The Minutemen’s seminal album Double Nickels on the Dime includes the song “The Big Foist,” which opens with the lyrics, “A richer understanding of what’s already

understood.”  These lyrics are called to mind (my mind, at least) on occasions such as the Treasury Department’s publication today of proposed regulations (“Proposed Regulations”) that clarify the definition of “investment-type property” for purposes of complying with the arbitrage yield restriction and rebate requirements set forth in Section 148 of the Internal Revenue Code.

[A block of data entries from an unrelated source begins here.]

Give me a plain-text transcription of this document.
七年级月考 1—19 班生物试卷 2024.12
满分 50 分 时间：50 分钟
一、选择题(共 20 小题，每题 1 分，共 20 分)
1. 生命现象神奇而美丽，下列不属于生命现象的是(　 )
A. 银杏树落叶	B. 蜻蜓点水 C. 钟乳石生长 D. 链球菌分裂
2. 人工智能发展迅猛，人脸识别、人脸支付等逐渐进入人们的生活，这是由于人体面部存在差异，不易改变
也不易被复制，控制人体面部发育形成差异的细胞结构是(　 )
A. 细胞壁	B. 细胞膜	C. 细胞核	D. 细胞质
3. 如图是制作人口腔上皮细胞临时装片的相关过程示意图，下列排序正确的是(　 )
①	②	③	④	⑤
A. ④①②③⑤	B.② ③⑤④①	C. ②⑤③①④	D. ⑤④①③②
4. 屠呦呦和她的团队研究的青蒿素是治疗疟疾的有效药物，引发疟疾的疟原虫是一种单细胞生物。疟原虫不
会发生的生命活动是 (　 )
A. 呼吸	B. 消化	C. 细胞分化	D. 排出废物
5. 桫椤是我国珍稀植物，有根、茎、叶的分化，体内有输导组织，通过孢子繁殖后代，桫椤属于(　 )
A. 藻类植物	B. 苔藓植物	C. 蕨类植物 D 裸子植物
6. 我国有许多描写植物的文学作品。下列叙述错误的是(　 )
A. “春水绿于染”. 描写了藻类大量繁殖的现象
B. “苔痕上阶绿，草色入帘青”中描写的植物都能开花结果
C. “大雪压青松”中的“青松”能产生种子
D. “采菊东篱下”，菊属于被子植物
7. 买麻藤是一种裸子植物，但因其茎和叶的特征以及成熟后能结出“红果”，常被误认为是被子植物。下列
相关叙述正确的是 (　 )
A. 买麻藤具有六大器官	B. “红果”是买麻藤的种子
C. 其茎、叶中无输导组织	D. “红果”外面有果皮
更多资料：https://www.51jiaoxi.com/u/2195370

As a general matter, if proceeds of a bond issue are reasonably expected to be used (or are intentionally used) to acquire “investment property” that has a materially higher yield than the yield of the bond issue, then the bond issue is comprised of taxable arbitrage bonds, rather than tax-exempt bonds.  Investment property includes, among other things, “investment-type property.”  The current regulations define investment-type property as any property “that is held principally as a passive vehicle for the production of income” and that is not a specifically defined type of investment property (i.e., securities, obligations, annuity contracts, and certain residential rental property for family units).  The Proposed Regulations make clear that investment-type property:

does not include real property or tangible personal property (for example, land, buildings, and equipment) that is used in furtherance of the public purposes for which the tax-exempt bonds are issued.  For example, investment-type property does not include a courthouse financed with governmental bonds or an eligible exempt facility under [Internal Revenue Code] section 142, such as a public road, financed with private activity bonds.

This conclusion is obvious from the legislative history of Section 148, which Treasury cites in the preamble to the Proposed Regulations.  It’s also obvious from the canon of statutory and regulatory construction that a general item in a list must be read in light of the specific items that precede it.  Although an obvious conclusion, Treasury is to be commended both for allowing issuers of tax-exempt bonds to rely on the Proposed Regulations before they become final and for using an Oxford comma in the above-quoted parenthetical.[1]

If Treasury is inclined to publish proposed regulations to clarify that which is already clear, perhaps Treasury can provide guidance on whether tax-exempt bonds can be issued to advance refund taxable (but not tax-advantaged) bonds.


[1] Not using an Oxford comma?  You should.  You’d join the good company of my colleagues, Rob Lowe, and Neil deGrasse Tyson.  Had I not used an Oxford comma, you could be left with the impression that I work with Messrs. Lowe and deGrasse Tyson; the Oxford comma makes clear that I do not.  You’re welcome.